The push extends to Latin America, where Ripple is building automated market maker infrastructure for banks in Brazil alongside UDAX, Levery and FGV, with a VASP licence application underway to secure regulatory footing in the region.
On-Chain Activity Accelerates
The XRP Ledger is seeing a surge in real-world usage. Transaction volumes jumped 65% over the past twelve months to 71 million. A notable milestone came from a pilot that saw JPMorgan, Mastercard and Ondo Finance execute a cross-border tokenised redemption of U.S. Treasury bonds in under five seconds — a demonstration of the ledger’s utility for institutional-grade settlements.
The RLUSD stablecoin, built on the same ecosystem, has grown its market capitalisation to roughly $1.6 billion, placing it among the 60 largest cryptocurrencies. Higher stablecoin liquidity within the XRP network bolsters the usable float for trading and payments.
The Senate Vote That Could Reshape XRP’s Legal Status
All these developments converge on a single political event this Thursday: the Senate Banking Committee’s markup of the CLARITY Act. The bill aims to clarify jurisdictional lines between the SEC and CFTC for digital assets, and a specific definition of “network tokens” could classify XRP as a commodity for secondary-market sales — a legal distinction that would sharply reduce regulatory overhang.

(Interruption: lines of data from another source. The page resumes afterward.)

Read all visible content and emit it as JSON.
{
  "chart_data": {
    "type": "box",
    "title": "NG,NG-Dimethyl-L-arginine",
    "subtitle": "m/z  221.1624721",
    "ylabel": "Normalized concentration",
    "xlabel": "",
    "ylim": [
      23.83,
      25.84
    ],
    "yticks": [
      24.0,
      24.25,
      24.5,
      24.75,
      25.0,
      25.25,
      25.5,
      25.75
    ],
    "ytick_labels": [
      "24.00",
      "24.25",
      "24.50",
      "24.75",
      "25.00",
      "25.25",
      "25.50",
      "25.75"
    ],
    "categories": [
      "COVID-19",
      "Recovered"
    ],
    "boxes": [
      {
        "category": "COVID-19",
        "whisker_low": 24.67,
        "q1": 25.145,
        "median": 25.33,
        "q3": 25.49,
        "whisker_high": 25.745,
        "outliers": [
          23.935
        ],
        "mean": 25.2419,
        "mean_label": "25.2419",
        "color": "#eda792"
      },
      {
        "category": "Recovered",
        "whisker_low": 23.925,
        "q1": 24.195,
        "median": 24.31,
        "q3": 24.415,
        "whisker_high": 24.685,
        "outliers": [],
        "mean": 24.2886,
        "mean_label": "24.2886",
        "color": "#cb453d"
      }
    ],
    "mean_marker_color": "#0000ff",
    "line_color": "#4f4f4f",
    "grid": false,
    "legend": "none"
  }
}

More than 100 amendments have been filed, making the outcome uncertain, but prediction markets currently assign a 60% to 79% probability of passage in 2026. Even so, this week’s hearing is the most concrete legislative test yet for XRP’s institutional narrative.
Technically, XRP is trading inside a symmetrical triangle pattern. A sustained break above the $1.48–$1.50 resistance zone could open upside targets toward $1.60–$1.80, while key support sits at $1.40–$1.42. The upcoming Senate action will determine whether the accumulation beneath the surface finally translates into a breakout or keeps XRP pinned in its current range.